KEMPISTY  |  1929-39  |  Poland  :

 

KEMPISTY  |  1929-39  |  Poland  :

Kempisty motorcycles were manufactured by Jan Raczynski in Warsaw from 1929 to 1939. These were 50cc auxiliary bicycle engines mounted within the triangle of a strengthened bicycle frame.

In 1935 there were 0.7 motor cars per 1000 inhabitants in Poland, as contrasted with 11.9 in Germany, 22.6 in Sweden, and 7.4 in Czechoslovakia. Between 1931 and 1936 the number of automobiles in Poland decreased progressively from 38,800 to 24,700. Bicycles were much used. In this environment, a motorised bicycle offered precisely the kind of incremental step up that was financially within reach for people who could never contemplate a full motorcycle or motor car.

Raczynski was not alone in recognising this market. Stefan Malcherek had established the SM Workshop in Poznań in 1924, manufacturing a 50cc auxiliary engine that could be fitted to a bicycle and was mounted above the front wheel, driving it by means of a roller. The two approaches differed in their engineering logic: where Malcherek mounted his engine externally at the front wheel, Raczynski placed the Kempisty’s engine within the diamond of a reinforced bicycle frame, a configuration that kept the centre of gravity lower and the overall proportions closer to a conventional bicycle. In the second half of the 1930s, several domestic Polish factories started producing small-engine motorcycles, popularly known as Setki (hundreds). Vehicles of this type were cheap, economical and quite durable, and were favourably received by motorcyclists. The Kempisty, though smaller than the 98cc machines that dominated the Setki category, belonged to the same philosophy of accessible, practical motorised transport.

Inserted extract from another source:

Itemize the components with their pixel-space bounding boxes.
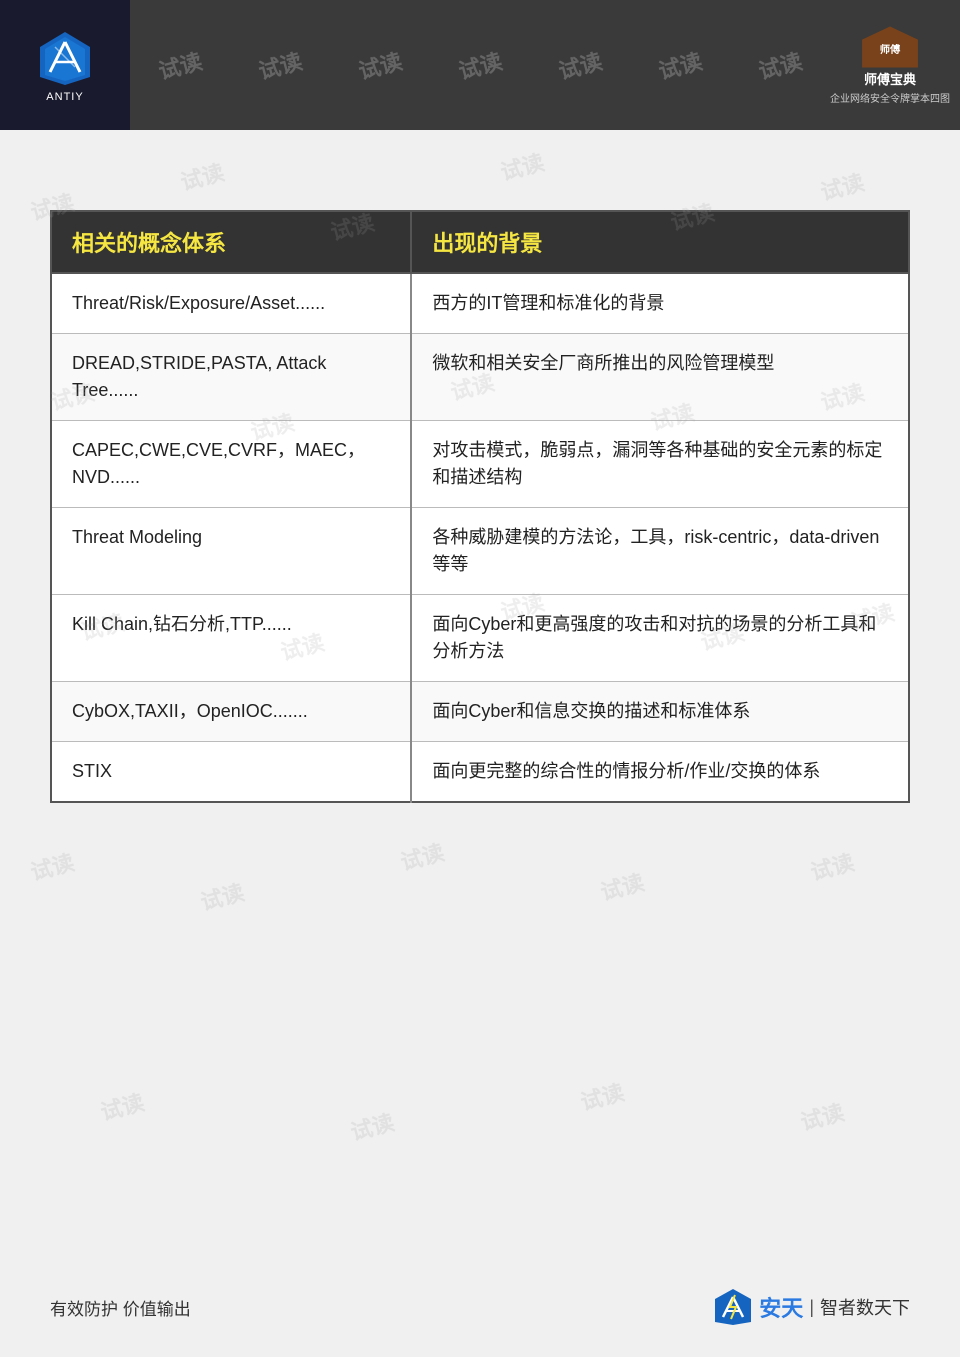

Jan Raczynski produced his machines across a full decade, from 1929 until the German invasion brought Polish civilian industry to a halt in September 1939. When Poland was attacked by both the Germans from the west and the Russians from the east, the motorcycle industry, along with all others in Poland, came to a halt. The Kempisty, like every other Polish marque of the period, ended not through commercial failure or technical obsolescence, but through the violent erasure of the world in which it had been built.